Last week, I received a blunt text message. “Maradona. Should be a lesson to every child.”
In other words, a complete waste of a life.
And a reminder here in Australia we need to remind, remind, remind our youth and hero our past sporting heroes who have NOT let themselves descend into a decayed decadence as the decades pass.
The person who sent me that text had no idea that an hour before I had given a potted version of Diego Maradona to my three primary school-aged kids, complete with the on-field highs and lows as well as the off-field woes and drug scandals that cut short the life of one of the greatest footballers of all time.
History exists to not only remind us of what has happened but to give others the chance to not repeat the same mistakes.
Hearing the news of his death, jolted me back to my childhood in England watching the 1986 World Cup.
Along with thousands of other English people, I didn’t see any “Hand of God” coming down from the sky. What we all saw was simply cheating at the highest level. My Dad added his few cents worth culminating in “cheating in anything never ends well.”
Living in Britain at that time, football was synonymous with hooligans and taking family to a football match really wasn’t the done thing. No one ever knew when a barrage of plastic seats would rain down upon innocent crowd members. The hooliganism was so bad in the 1980s that it was simply safer to stay home and watch on TV. But until that fateful day in 1986 nobody had seen such blatant cheating. The sheer breathtaking brilliance displayed by the same man moments later remains overshadowed forever by the illegitimate act that preceded it.
It was sad to tell my 12-year old son that getting away with behaviour that others can’t get away with led to Maradona’s spiral into the decadence and constant excuse-making that eventually led to him simply wasting his life away – but that is the sad truth.
Maradona had been enabled. He seemed to believe that he could get away with anything and there never seemed to be genuine consequences for appallingly bad and sometimes illegal behaviour either on or off the field.
That’s before we even knew what “enabling someone” was really all about.
“He was only 60, that’s not that old,” my 11-year old daughter chimed in.
Argentina is a tough country.
The capital city, Buenos Aires, is even tougher.
The street-smarts needed just to survive there are beyond what many Australians could ever imagine.
The context to that “Hand of God” match should also not be forgotten when assessing the impact on those watching on both sides of the contest.
In 1982, the Falklands War broke out between Argentina and the United Kingdom over two British dependent territories. Britain won.
The war lasted around 10 weeks. Only four years later Diego Maradona was the captain of Argentina – the team literally and the nation figuratively – that took on England in a match that would propel the winner to touching distance of being the champions of the worlds. Passions on both sides were obviously at fever pitch.
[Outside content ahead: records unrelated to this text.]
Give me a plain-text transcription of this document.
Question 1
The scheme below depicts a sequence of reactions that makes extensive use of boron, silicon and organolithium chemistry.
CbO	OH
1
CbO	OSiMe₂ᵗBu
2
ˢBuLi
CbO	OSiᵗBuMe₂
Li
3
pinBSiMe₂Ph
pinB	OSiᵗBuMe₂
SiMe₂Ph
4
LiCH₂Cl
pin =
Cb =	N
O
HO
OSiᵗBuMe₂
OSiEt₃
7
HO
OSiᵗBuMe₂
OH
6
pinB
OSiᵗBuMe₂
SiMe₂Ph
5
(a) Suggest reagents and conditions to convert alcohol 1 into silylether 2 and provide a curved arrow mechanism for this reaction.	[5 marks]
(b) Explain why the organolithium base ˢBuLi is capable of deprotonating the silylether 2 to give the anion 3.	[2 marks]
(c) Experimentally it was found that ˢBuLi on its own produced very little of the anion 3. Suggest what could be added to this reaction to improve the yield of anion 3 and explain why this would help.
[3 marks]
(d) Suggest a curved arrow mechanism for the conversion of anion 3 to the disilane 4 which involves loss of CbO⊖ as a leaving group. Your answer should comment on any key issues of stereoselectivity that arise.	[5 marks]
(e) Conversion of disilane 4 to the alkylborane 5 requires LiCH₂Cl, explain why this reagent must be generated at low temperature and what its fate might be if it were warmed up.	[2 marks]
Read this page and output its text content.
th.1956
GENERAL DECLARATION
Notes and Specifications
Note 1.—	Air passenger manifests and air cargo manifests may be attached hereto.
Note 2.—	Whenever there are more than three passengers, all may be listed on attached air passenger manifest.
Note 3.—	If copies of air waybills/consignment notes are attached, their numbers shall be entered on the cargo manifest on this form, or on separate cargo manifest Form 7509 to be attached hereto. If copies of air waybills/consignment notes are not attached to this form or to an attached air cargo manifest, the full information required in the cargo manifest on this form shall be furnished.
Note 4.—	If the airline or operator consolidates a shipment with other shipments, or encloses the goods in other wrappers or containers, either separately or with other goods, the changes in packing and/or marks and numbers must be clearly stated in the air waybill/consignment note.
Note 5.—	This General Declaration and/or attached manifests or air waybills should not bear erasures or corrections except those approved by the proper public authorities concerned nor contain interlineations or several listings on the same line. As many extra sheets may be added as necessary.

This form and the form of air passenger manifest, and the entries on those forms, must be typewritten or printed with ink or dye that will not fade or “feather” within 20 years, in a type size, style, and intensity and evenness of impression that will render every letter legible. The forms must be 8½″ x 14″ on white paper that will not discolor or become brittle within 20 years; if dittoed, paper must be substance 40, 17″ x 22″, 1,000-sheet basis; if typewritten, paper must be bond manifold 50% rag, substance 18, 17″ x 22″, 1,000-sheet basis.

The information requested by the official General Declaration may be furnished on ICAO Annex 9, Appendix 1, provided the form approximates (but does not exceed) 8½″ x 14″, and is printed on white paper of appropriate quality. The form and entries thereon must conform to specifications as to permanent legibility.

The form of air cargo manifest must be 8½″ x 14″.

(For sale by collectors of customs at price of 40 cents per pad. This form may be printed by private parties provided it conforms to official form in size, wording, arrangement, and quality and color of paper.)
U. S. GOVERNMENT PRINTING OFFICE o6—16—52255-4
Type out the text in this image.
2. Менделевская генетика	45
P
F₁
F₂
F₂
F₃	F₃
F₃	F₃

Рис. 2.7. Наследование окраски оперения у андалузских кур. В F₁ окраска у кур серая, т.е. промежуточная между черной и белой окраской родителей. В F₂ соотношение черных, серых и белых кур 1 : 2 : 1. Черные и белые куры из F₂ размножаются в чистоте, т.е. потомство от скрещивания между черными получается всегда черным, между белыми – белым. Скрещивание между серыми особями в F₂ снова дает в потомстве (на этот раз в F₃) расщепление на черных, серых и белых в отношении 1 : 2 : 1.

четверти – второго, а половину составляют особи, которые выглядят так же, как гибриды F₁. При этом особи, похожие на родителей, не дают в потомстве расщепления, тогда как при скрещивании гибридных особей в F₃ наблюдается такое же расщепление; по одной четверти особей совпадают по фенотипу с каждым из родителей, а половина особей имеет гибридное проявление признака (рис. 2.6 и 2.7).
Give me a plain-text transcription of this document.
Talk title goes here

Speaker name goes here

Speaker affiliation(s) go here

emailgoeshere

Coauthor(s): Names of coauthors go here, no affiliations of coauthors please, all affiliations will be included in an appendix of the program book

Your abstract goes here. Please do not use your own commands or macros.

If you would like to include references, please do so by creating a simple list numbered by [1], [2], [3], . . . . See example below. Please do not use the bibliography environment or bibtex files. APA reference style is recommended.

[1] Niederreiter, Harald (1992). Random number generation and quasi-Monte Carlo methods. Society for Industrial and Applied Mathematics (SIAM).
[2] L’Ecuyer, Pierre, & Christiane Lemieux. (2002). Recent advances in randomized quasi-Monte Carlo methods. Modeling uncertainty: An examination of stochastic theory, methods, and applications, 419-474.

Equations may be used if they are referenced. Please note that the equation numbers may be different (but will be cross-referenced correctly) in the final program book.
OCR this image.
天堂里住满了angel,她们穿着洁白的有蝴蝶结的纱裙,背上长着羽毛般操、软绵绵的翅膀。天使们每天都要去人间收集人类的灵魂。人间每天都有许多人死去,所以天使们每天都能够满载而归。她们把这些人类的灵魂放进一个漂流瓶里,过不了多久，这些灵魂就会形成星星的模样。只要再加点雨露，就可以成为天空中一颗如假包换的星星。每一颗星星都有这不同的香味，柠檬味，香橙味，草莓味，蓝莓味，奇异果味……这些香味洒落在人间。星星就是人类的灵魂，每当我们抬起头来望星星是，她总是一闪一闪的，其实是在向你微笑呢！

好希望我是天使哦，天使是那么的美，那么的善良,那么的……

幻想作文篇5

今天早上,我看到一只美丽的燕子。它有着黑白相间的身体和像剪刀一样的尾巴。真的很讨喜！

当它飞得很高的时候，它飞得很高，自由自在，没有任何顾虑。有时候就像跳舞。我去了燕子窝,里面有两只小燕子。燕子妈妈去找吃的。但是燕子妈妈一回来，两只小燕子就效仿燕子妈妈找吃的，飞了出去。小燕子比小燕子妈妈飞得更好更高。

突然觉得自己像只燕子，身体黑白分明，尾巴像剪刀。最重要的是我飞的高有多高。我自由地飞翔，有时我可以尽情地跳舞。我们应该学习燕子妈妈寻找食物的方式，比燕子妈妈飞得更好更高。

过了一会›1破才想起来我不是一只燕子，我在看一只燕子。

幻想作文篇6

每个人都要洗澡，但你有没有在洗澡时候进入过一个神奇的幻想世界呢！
That Argentina won the match is etched in the history books. Sadly, so is the method of victory — and it is not an edifying story.
Commentators who trot out the predictable sayings such as “Maradona should be remembered for his genius sporting ability not his flaws” are not acknowledging that in the case of Maradona you simply cannot separate the man from the sport.
In the same way, Australia is just as guilty of putting our flawed sporting heroes up on pedestals and not calling out the elephant in the room.
Brownlow Medallist and former champion West Coast Eagles and Richmond footballer Ben Cousins is now 42 years old.
He made his documentary film, “Such is Life; The Troubled Times of Ben Cousins” saying he hoped it would serve as a cautionary tale against drug use.
It remains one of the most-watched documentaries in Australian history.
However, all that is forgotten.
He continues to struggle with drug addiction.
He has been in and out of prison several times for both drug and family-related issues.
Media are guilty of forgetting all too often that Ben Cousins is not an AFL poster boy in the way he was back in the 1990s.
He is a man and a father of two children.
When sections of the Australian media embark on a sycophantic defence of a halcyon era it does no favours to anyone.
Each crop of young AFL footballers should be made to watch the documentary.
They may not think what has happened to Cousins will happen to them.
No one ever does.
There are fallen sporting stars across every sport with what could have been. Golfer John Daly grabbed world attention with his two major championship wins but has featured in thousands more headlines for his off-field struggles. In Australia, we can’t escape the continual rollercoaster of National Rugby League players behaving badly both during and after their sporting careers are over.
Society wants the excuses to stop for the bad behaviour, but our society lost the ability to call a spade a spade a long time ago.
That spade is each one of those sports stars to take responsibility for the choices they make which is part of becoming an adult.
Excusing away our sporting stars’ bad behaviour is almost a national sport.
Excusing is simply enabling the same pattern of behaviour to continue throughout their lives when the bright lights of the stadiums and training grounds have been turned off.
The three days of National mourning in Argentina has now ended.
The fight to remind every child NOT to go down Diego Maradona’s path begins.